S’il n’y a plus «d’unique selling point» lié au pays, que doit faire une institution financière pour se développer ?

Se poser les bonnes questions sur son ADN propre et définir la stratégie qui lui convient. Certaines banques vont jouer sur les synergies avec leur banque d’investissement pour capter au mieux les entrepreneurs qui vendent leur affaire. D’autres peuvent utiliser leur réseau international et se positionner comme centre de compétence, en mettant en place les mécanismes d’intéressement qui inciteront leurs collègues étrangers à leur référer des clients.

L’expansion internationale est clairement une voie à explorer. Cela peut passer par l’ouverture de succursales à l’étranger pour capter une clientèle intéressée par le label «Luxembourg».

Les possibilités offertes par la Libre Prestation de Services ne sont pas non plus à sous-estimer. Certaines compagnies d’assurance ont connu un développement fulgurant grâce à ce mécanisme européen.

Le développement vers des régions plus lointaines est aussi une option. Même si l’Europe continue à rassembler une large part des millionnaires, le potentiel présenté par l’Asie, le Moyen Orient ou l’Amérique latine est énorme.

Une chose est sûre, tout cela nécessite un haut niveau de compétence et de technicité.

 

Comment faire quand on est une petite banque sans les moyens financiers et humains des très grandes institutions?

Il est certain que le coût de l’activité banque privée a augmenté, et qu’avoir une surface financière importante est un atout pour faire face aux besoins accrus en matière de compliance, de reporting, de systèmes informatiques. Nous allons vivre une phase de concentration.

Maintenant, et c’est relativement nouveau, il existe des possibilités pour des institutions plus petites de maîtriser leurs coûts. On peut de plus en plus avoir recours à l’outsourcing pour compléter son offre ou rendre variable des frais fixes.

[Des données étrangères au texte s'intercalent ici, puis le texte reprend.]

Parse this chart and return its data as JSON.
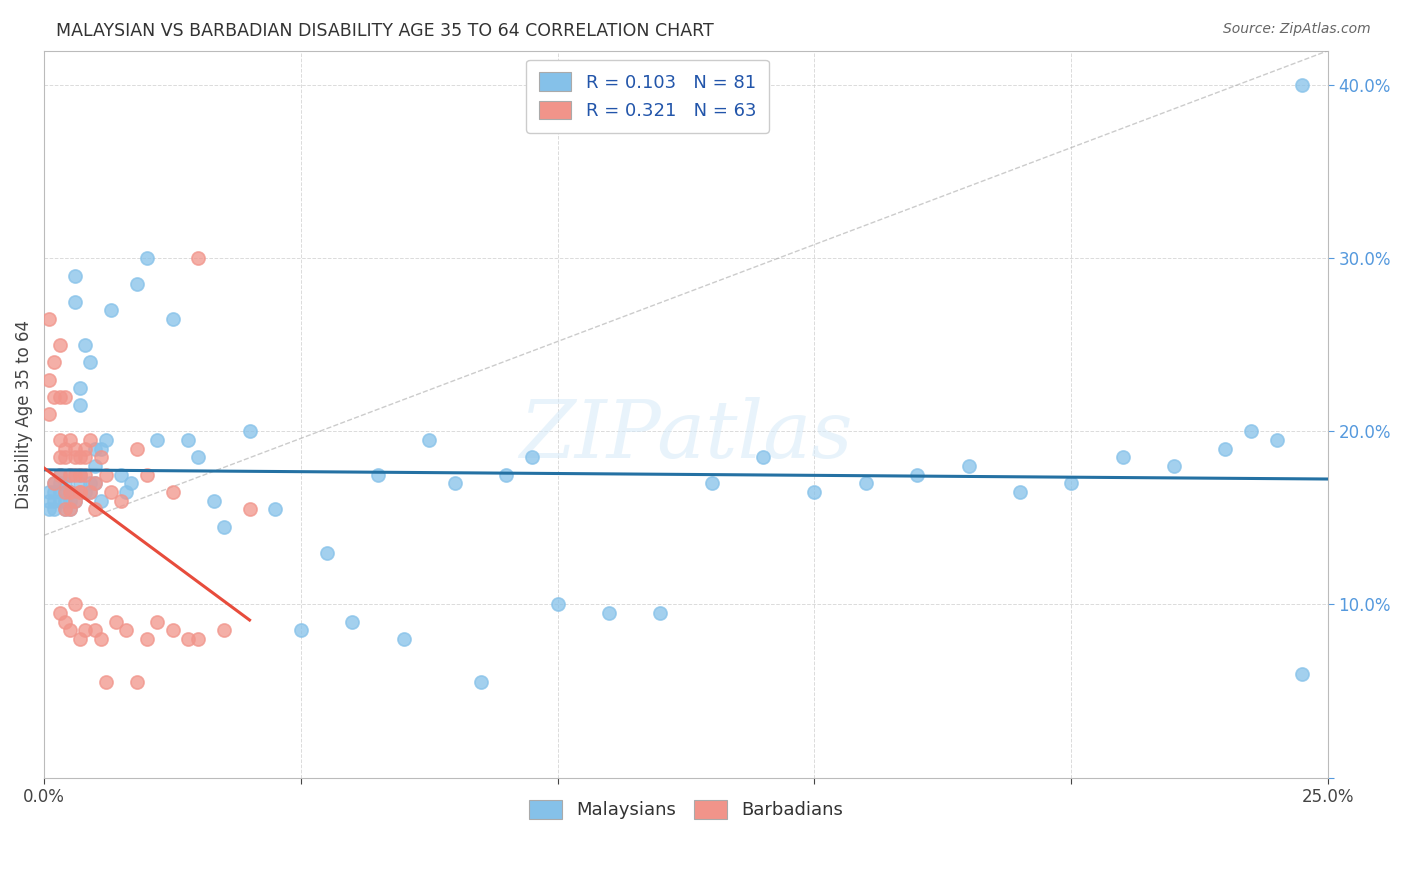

Deloitte se positionne d’ailleurs de plus en plus comme partenaire des professionnels de la gestion de fortune en leur fournissant des services d’ingénierie de patrimoine ou de reporting fiscal, par exemple. Nos clients profitent de notre réseau international et sont en mesure d’offrir des services à haute valeur ajoutée, sans nécessairement avoir toutes les compétences chez eux.